Death of Gordon, picture, image, illustration

The death of General Gordon of Khartoum by Graham Coton

2nd December, 1884

The Arabs fired four shells at the Palace at daybreak with no effect. Nine a.m. They have fired four more; one burst close to my room – a little high. I have put two guns near the Palace to reply to them. . . . Noon. – We have silenced our friends opposite, having concentrated a heavy fire on them. I nearly lost my eyes this morning firing on Arabs, the base of the brass cartridge blew out and sent the fire into my face; this is a fault of the Remington; the metal case of this cartridge must not be used too often. . . .

= = =

5th December

. . . really things are looking very black.

= = =

6th December

. . . Tomorrow it will be 270 days (9 months) that we have endured one continuous misery and anxiety.

* * * * *

General Charles Gordon (1833-85) was one of the great heroes of the Victorians, who particularly admired him for his bravery and firm religious beliefs. His career was so extraordinary and his character so fascinating that people are still arguing about his life and tragic death.

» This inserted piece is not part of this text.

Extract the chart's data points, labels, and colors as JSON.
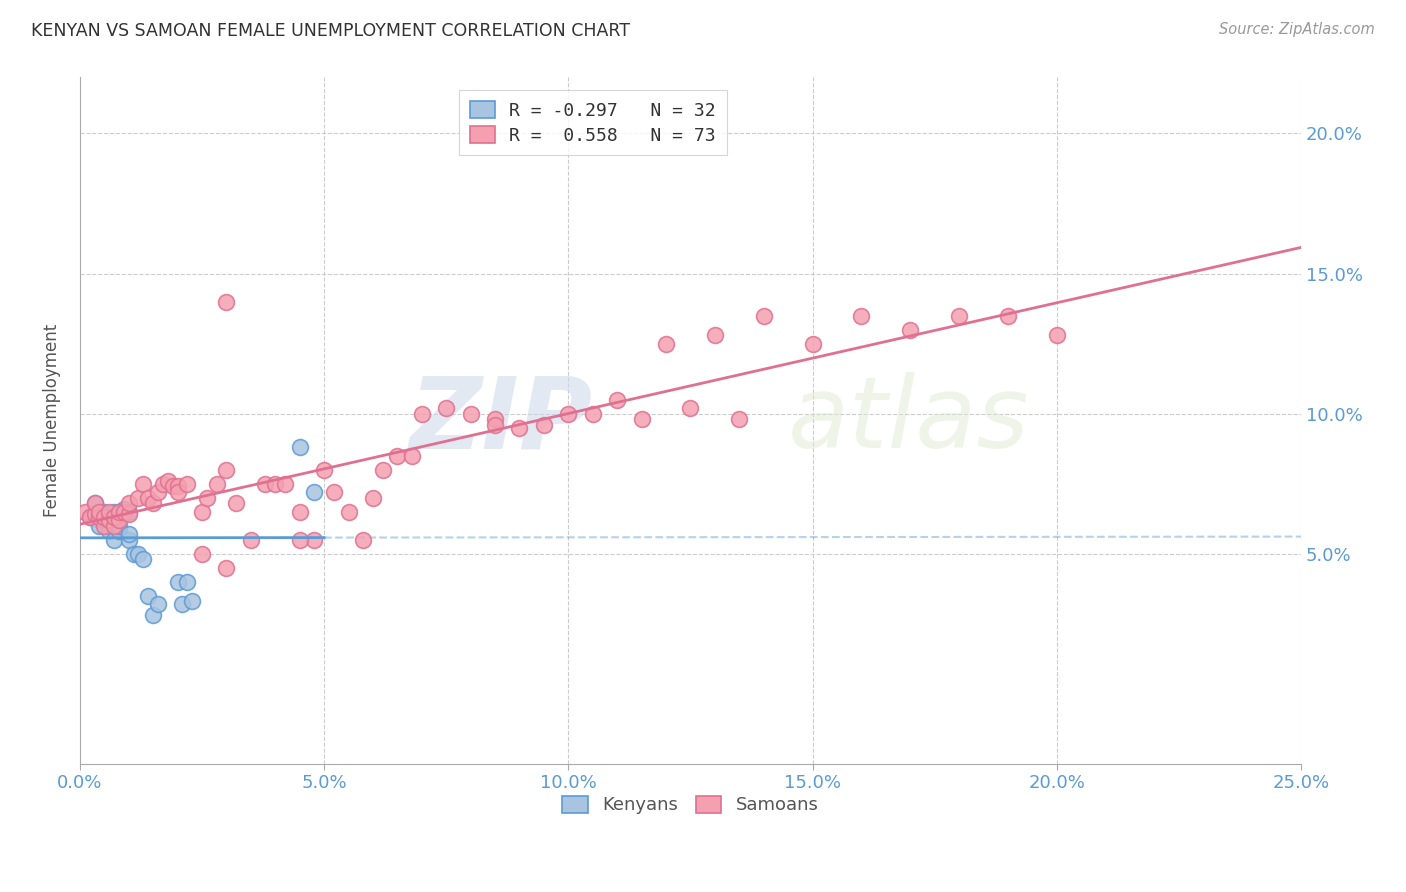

He joined the Royal Engineers and became world famous in the 1860s when he led a force of Chinese guerrillas, known as the Ever Victorious Army, which crushed a rebellion in China, winning battle after battle against fantastic odds. Gordon was armed with a light cane, which became known as Gordon’s Wand of Victory, and he himself became known as “Chinese” Gordon.

He next amazed the world by incredible feats of government and engineering in the Sudan; then, after serving in South Africa, Ireland, Mauritius and India, he was sent back to the Sudan in 1884 by the British Government. A religious leader known as the Mahdi had declared a Holy War. Gordon’s rather vague orders were to evacuate the garrisons in rebel territory and report on the situation. He reached Khartoum, the capital of the Sudan, in February. A month later the city was under siege.

Gordon had a few thousand Egyptians to ward off many more thousands of fanatical Arab tribesmen, known as Dervishes. Without his inspiring leadership they could never have held out for ten grim months. The British Government delayed sending a relief expedition, not believing that Gordon was in any real danger. Finally, an army started up the Nile in September. It proceeded too slowly and, meanwhile, Gordon’s situation was growing desperate.

Gordon kept an enthralling diary of the siege until 14th December, noting down everything from military matters to finding a scorpion in his sponge. He could not believe that a relief force would fail to reach him, but it did. On 15th January, his most important outpost, Fort Omdurman, surrendered. His garrison’s diet was rats and dogs. And the Nile, which had been a last link with the outside world, was receding – there was now a stretch of shallow water and a gap in the defences.

On 26th January, the Mahdi’s men crossed the gap. A horde of Dervishes broke into the Palace courtyard. Gordon appeared at the top of the steps. A spear flashed in the dawn light and Gordon fell dead. The relief force arrived 60 hours too late. Much of the public’s anger over the disaster fell on Gladstone, the Prime Minister. Having been known as the G.O.M. (Grand Old Man), he was re-christened the M.O.G. (Murderer of Gordon)!